Beach Cleanup Stirs Old Memories
The Texas General Land Office sponsored a statewide Adopt-A-Beach cleanup in late September. Galveston Island was one of the 22 cleanup sites statewide.
About 6,500 volunteers showed up on Texas beaches to remove 220,816 pounds of debris. This year’s volunteers and the many others since 1986 have removed to date nearly 10,000 tons of debris from Texas beaches.
College Students Cleaning a Stretch of Beach | Steve Alexander |
Reading about the most recent beach cleanup brought back memories of the many I did with my students on field trips to Port Aransas. The weeklong trips were filled with all things coastal, including a beach cleanup.
We would take a boat ride over to nearby San Jose Island and clean a mile-long stretch of beach. As students walked (see photo), they wrote down every item picked up. They also recorded the presence of sea turtle bites. I had previously seen bites on marine debris and wondered how common they were. So, my students started keeping track.
Kite-shaped Sea Turtle Bites | Steve Alexander |
Sea Turtle Bites Few in Number | Steve Alexander |
Item Shredded by Sea Turtle Bites | Steve Alexander |
Due to the triangular nature of their jaws, sea turtle bites are very distinctive and have a kite shape (see photo). Typically, bites were few in number (see photo). But on occasion, they were numerous enough to shred an item (see photo).

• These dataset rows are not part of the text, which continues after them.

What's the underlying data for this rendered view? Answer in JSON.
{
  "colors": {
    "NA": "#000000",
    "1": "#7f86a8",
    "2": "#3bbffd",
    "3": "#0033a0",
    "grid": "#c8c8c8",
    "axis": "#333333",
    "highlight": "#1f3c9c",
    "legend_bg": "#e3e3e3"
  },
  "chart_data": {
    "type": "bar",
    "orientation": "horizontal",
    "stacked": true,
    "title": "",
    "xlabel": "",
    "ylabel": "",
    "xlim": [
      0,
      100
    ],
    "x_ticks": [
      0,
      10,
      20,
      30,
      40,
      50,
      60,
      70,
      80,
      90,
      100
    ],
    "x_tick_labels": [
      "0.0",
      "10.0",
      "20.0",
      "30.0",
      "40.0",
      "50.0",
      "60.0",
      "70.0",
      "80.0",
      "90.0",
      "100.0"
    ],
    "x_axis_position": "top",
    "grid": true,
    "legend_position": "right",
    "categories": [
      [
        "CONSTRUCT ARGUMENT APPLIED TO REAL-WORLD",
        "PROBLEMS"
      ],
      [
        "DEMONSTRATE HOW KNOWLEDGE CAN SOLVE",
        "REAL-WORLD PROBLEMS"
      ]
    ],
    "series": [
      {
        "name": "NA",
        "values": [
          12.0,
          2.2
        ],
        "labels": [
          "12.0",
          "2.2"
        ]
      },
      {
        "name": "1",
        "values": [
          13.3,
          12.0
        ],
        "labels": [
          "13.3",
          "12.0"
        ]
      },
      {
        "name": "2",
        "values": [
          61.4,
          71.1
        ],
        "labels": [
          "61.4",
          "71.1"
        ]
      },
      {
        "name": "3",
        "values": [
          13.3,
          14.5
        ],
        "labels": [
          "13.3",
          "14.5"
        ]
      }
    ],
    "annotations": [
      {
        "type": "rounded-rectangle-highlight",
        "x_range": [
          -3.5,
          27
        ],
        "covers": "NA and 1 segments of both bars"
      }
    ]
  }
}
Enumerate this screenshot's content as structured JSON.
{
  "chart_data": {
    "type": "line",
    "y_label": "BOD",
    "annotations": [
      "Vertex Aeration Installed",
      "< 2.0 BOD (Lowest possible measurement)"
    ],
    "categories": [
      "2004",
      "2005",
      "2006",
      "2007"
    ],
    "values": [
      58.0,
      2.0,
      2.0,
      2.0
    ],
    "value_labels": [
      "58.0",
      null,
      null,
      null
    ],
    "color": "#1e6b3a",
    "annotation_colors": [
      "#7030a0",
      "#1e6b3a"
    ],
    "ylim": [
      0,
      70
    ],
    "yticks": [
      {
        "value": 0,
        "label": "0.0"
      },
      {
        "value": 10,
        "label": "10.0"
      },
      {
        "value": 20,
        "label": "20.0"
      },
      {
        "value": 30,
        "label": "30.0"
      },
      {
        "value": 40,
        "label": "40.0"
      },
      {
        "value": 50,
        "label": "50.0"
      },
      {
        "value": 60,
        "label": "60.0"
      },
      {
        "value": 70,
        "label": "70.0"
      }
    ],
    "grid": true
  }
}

On 14 trips to San Jose Island over 11 years, my students picked up a total of about 14,000 pieces of debris. Most were plastic or Styrofoam. These items float at the surface, where sea turtles munch on them.
Of the 14,000 pieces picked up, roughly 700 — or about 5% — had sea turtle bites. The bite size was small at about 10 to 40 millimeters, which suggested juvenile sea turtles made them, perhaps mistaking the floating items for food. Because there were multiple bites, that also suggests juvenile sea turtles can’t detect these items aren’t food. The plastic pieces bitten off either float away or are ingested. Sharp pieces of plastic that are ingested can cause intestinal bleeding or blockage, resulting in starvation and death.
So, what can we to do to help? Two things: Volunteer to help with the General Land Office’s next beach cleanup in the spring; and whenever you’re around water — whether inland, on the beach or offshore in the Gulf — do not dispose of debris of any kind by throwing it onto the ground or into the water.
If all of us do that, we can help remove at least one of the threats facing sea turtles today.